During the Mehmetoğlu visit I was gripped with anxiety about making some hospitable tableau out of the limited tools available, torn between warring inclinations: to try and re-create some approximation of the warm casual “drop in any time” of my grandparents, who had vodka and chips and peanuts on the deck every evening at five, or trying to do it nicer, with wine and cheese and an elegant home-cooked meal, and to arrange it all without making some careless cultural blunder.
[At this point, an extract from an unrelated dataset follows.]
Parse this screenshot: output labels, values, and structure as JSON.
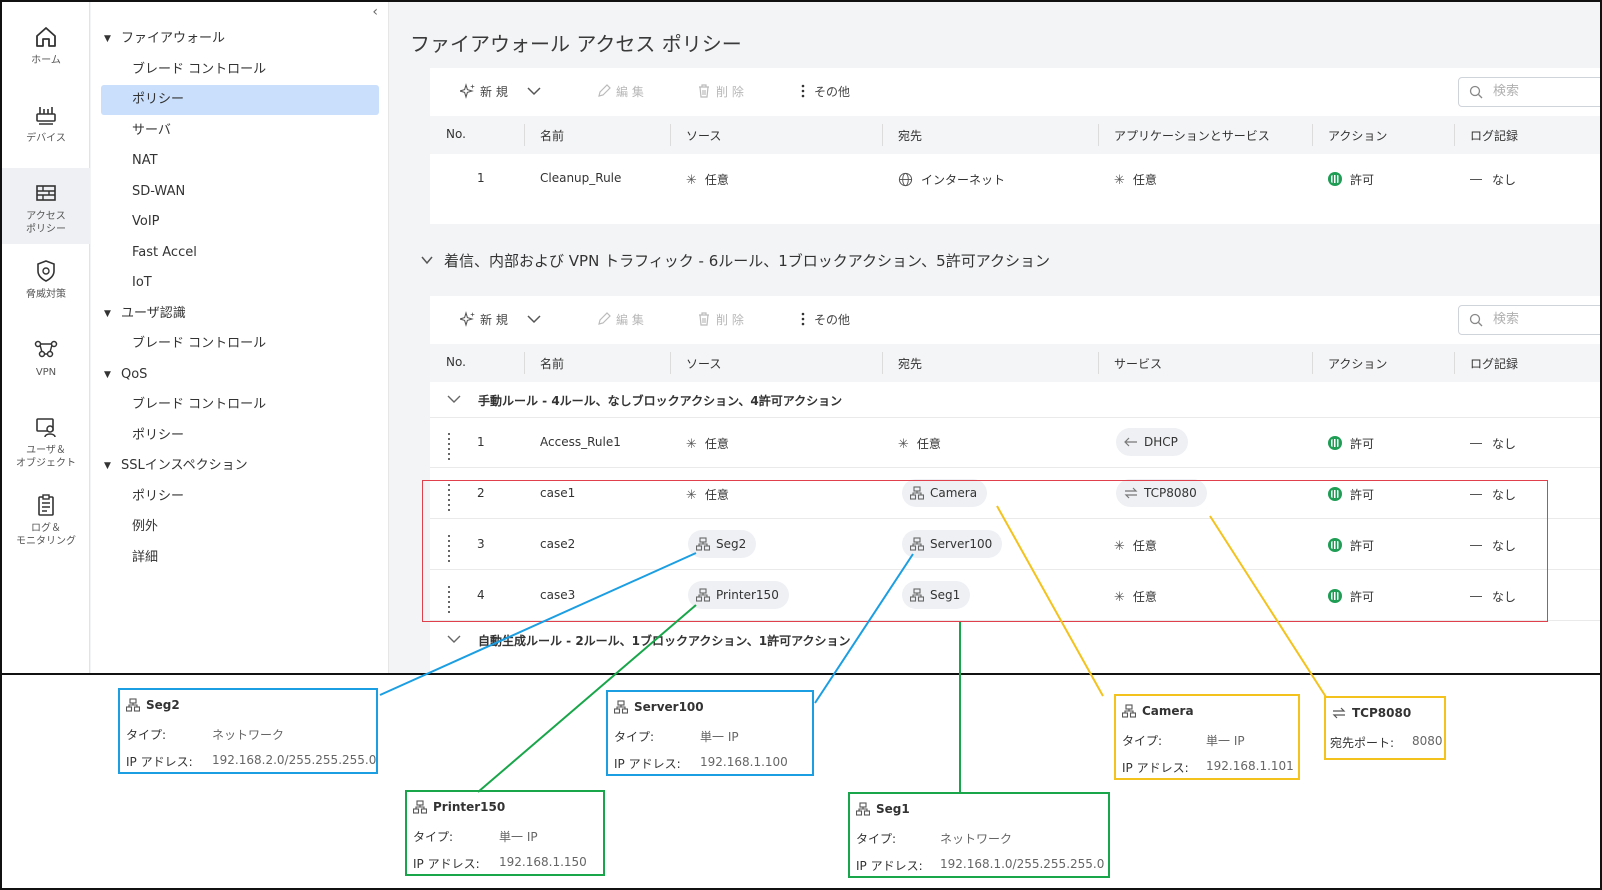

But Honey was also six weeks old, and nursed all the time, and really all anyone needed was to sit and hold her on a couch, could be any couch, and the realization that I had brought them all this way essentially for no reason paralyzed me with embarrassment for the entire time we were there. Fortunately Ayşe is an adventurous woman and an excellent sport, and Elifnaz, her whole life spent in the great navel of the universe, served as a kind of comic teen Greek chorus of one, constantly exclaiming “I can’t believe anyone lives here,” which finally allowed me to relax my strenuous efforts at historical interpretation and apologia and laugh along with Engin and his family, because it was, yes, absurd how long it took to get anywhere.